Preoccupations – New Material
Auch wenn das transportierte Gemeinschaftsgefühl hinter New Material zwischen den Zeilen gestiegen sein mag, die Dark Wave-Sequenzen in ihrem Postpunk nunmehr noch dunkler als bisher schon funkeln und die Kanadier zudem definitiv Pornography als Stimmungsmusik gehört haben, macht das Zweitwerk von Preoccupations praktisch nahtlos beim selbstbetitelten 2016er-Debüt weiter. Weiterhin ist insofern kaum jemand schnörkelloser darin, seine Alben adäquat zu betiteln.
Zugegeben: Insgeheim hätte man nach der Wandlung von Viet Cong zu Preoccupations ja mit einer abermaligen Umbenennung der Band aus Calgary mitsamt einem dritten selbstbetitelten Album als neuerlichen Quasi-Debüt gehofft. Nun weiß man zumindest, dass originelle Namen für Ihre Alben generell nicht die Stärke von Preoccupations sind, auf den Punkt kommende Direktheit aber sehr wohl.
Simpel und prägnant benannt serviert das Quartett knappe drei Jahre nach dem Ende ihrer ersten Identität also – nomen est omen – primär tatsächlich schlichtweg neues Material aus (mehr oder minder) der selben Ecke, in der bereits Preoccupations brodelte. Dort also, wo düster packender Postpunk mit verrucht glimmernden Synthies bezaubert, eine erhebend-drückende Stimmung der postindustriellen Revolution nur vereinzelt ans Tageslicht blinzelnden Gitarren zulässt.
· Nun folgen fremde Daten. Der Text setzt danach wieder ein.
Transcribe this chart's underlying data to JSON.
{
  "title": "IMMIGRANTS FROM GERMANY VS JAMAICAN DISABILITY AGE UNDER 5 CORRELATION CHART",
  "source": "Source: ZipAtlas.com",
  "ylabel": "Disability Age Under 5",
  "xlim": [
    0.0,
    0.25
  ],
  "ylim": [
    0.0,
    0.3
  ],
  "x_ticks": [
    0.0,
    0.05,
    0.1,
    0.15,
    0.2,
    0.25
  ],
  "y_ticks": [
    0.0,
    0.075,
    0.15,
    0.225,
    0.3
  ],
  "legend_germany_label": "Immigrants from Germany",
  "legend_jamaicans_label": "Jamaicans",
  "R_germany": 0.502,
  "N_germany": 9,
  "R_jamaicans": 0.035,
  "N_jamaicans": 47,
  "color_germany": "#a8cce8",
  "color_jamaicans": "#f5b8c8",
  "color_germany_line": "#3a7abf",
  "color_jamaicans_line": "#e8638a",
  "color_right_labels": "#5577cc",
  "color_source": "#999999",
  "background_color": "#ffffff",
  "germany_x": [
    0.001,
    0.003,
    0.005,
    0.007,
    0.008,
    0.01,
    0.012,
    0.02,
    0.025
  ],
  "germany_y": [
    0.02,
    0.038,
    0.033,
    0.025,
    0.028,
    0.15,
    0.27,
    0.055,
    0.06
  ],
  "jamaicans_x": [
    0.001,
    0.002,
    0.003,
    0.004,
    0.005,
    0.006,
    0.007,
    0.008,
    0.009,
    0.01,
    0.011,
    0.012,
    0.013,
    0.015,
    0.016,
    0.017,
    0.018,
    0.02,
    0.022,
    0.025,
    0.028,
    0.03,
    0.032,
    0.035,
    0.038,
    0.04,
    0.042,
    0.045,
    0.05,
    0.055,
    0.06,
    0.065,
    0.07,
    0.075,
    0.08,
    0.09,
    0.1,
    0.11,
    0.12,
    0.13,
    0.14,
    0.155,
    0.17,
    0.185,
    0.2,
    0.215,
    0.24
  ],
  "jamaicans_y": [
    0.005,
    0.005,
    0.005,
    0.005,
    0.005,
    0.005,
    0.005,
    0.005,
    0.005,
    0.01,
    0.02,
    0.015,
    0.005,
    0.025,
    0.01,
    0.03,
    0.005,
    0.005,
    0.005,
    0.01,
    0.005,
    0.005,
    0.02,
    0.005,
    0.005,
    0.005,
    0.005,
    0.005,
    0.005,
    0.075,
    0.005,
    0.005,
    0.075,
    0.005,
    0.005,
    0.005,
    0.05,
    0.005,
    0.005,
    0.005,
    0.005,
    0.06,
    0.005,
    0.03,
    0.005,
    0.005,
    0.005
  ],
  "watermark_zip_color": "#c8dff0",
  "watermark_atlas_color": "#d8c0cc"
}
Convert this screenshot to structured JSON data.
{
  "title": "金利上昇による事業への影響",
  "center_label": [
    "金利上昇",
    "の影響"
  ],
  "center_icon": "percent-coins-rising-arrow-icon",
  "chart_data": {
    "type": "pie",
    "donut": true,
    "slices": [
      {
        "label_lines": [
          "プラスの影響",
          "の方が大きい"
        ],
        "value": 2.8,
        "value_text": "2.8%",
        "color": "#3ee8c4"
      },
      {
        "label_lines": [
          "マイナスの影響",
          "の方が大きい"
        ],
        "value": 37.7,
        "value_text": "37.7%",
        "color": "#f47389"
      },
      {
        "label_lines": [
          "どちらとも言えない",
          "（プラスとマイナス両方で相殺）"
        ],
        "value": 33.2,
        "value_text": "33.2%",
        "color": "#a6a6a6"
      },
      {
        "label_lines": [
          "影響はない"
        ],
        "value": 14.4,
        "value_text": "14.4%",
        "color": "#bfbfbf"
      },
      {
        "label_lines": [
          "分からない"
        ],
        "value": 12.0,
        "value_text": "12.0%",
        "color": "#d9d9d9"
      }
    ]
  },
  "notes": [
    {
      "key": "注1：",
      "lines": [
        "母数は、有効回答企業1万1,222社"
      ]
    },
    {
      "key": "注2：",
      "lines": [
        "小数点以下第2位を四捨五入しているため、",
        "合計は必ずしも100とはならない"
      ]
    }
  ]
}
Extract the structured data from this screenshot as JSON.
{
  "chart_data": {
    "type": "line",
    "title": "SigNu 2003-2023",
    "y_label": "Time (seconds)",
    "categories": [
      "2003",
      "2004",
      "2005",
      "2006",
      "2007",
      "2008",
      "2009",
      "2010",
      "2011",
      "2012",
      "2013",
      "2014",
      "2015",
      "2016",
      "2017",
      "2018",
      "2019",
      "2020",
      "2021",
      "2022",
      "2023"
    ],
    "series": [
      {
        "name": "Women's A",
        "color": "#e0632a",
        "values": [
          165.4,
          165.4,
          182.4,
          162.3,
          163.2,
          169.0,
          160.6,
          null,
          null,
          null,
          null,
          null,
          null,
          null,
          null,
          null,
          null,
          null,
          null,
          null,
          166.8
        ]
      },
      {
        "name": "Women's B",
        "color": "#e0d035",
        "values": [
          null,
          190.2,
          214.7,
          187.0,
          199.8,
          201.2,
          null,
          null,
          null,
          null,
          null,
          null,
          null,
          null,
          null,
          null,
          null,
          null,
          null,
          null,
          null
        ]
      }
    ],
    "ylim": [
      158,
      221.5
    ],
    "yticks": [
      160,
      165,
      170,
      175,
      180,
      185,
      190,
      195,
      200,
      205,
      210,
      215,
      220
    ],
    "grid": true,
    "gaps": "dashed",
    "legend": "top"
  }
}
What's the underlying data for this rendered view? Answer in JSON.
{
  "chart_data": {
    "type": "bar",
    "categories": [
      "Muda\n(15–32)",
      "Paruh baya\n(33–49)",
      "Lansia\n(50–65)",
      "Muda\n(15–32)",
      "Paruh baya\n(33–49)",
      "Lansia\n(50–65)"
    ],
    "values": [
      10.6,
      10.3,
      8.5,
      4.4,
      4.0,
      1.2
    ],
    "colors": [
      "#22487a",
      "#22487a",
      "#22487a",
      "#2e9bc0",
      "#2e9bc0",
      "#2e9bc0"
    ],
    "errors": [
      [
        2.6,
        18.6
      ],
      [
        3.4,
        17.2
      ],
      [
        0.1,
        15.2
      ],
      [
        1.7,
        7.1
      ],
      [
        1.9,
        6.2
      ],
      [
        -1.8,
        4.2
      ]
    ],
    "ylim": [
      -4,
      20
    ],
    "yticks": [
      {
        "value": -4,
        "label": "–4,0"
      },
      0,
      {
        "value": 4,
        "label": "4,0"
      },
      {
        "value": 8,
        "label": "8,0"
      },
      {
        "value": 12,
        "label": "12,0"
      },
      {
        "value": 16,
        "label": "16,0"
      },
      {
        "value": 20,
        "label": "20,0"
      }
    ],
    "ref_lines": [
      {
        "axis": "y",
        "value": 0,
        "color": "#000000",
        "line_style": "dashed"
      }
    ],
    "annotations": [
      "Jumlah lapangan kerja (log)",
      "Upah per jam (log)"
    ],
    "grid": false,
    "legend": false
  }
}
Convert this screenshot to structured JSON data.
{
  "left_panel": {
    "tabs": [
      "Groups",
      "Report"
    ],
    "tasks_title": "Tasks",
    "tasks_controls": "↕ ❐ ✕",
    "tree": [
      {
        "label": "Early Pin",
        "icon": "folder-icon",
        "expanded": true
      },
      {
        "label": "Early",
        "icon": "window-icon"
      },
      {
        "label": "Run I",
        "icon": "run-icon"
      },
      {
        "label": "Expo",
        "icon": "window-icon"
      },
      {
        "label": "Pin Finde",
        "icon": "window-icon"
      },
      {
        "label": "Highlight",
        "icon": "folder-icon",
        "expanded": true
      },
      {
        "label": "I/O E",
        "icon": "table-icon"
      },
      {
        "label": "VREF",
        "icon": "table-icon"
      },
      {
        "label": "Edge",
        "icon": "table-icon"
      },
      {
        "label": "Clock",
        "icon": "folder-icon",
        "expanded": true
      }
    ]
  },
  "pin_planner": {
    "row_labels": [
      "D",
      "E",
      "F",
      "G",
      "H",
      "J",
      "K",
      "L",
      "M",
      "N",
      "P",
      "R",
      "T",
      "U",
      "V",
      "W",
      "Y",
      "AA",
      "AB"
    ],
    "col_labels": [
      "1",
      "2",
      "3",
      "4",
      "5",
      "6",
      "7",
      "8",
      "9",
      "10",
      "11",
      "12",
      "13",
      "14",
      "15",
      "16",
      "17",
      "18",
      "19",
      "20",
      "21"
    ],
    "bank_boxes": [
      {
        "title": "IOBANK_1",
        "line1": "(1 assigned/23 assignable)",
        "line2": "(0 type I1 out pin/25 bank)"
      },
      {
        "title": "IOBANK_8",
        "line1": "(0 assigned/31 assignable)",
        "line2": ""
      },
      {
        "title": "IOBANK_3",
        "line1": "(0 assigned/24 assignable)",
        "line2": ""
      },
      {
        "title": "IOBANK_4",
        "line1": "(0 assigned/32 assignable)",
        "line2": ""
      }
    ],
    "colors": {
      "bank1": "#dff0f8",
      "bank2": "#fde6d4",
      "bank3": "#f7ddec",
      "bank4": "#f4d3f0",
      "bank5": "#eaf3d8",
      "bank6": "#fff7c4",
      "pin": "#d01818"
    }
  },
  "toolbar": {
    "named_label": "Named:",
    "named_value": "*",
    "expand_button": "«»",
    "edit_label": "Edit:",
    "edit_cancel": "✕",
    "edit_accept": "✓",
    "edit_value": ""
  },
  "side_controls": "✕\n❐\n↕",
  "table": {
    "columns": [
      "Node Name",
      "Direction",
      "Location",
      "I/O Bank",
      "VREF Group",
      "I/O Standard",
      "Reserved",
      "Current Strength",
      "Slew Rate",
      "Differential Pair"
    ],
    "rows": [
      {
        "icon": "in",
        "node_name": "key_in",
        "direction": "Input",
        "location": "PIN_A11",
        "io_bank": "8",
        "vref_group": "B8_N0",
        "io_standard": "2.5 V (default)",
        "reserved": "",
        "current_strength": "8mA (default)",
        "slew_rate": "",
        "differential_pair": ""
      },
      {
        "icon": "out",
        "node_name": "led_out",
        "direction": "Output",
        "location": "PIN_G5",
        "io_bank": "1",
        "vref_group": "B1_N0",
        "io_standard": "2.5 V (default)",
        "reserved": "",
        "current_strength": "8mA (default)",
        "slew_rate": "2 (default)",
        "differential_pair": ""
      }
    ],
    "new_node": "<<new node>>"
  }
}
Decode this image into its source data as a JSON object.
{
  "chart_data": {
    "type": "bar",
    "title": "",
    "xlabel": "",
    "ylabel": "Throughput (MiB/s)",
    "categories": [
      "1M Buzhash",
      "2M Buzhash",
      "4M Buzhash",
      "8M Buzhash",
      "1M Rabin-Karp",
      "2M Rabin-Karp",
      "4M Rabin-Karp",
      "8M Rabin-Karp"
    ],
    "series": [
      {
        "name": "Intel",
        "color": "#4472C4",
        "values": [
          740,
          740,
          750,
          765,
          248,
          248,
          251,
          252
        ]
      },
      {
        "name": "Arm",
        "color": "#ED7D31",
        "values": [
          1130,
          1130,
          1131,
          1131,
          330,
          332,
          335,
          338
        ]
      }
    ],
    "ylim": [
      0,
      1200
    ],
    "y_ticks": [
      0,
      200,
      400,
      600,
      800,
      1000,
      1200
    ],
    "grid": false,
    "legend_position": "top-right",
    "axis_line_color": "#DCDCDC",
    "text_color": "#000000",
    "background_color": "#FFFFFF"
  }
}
Überraschungen gehen also anders, doch eine sinnigerweise immer noch frisch und ambitioniert gelungene Detaildefinition der Kampfzone exakt dartartig. Außerdem ist eine nahtlose Fortsetzung von Preoccupations alleine schon insofern keine schlechte Idee, da der süchtig machende (zweite) Erstling des Quartetts den Hunger auf charakteristisch sinister pulsierende Ohrwürmer entlang eines zerschossener Albumfluss durch das skizzenhafte letzte dritte Viertel der Platte (aka: Sense und Forbidden) ohnedies nicht restlos befriedigend stillen konnte.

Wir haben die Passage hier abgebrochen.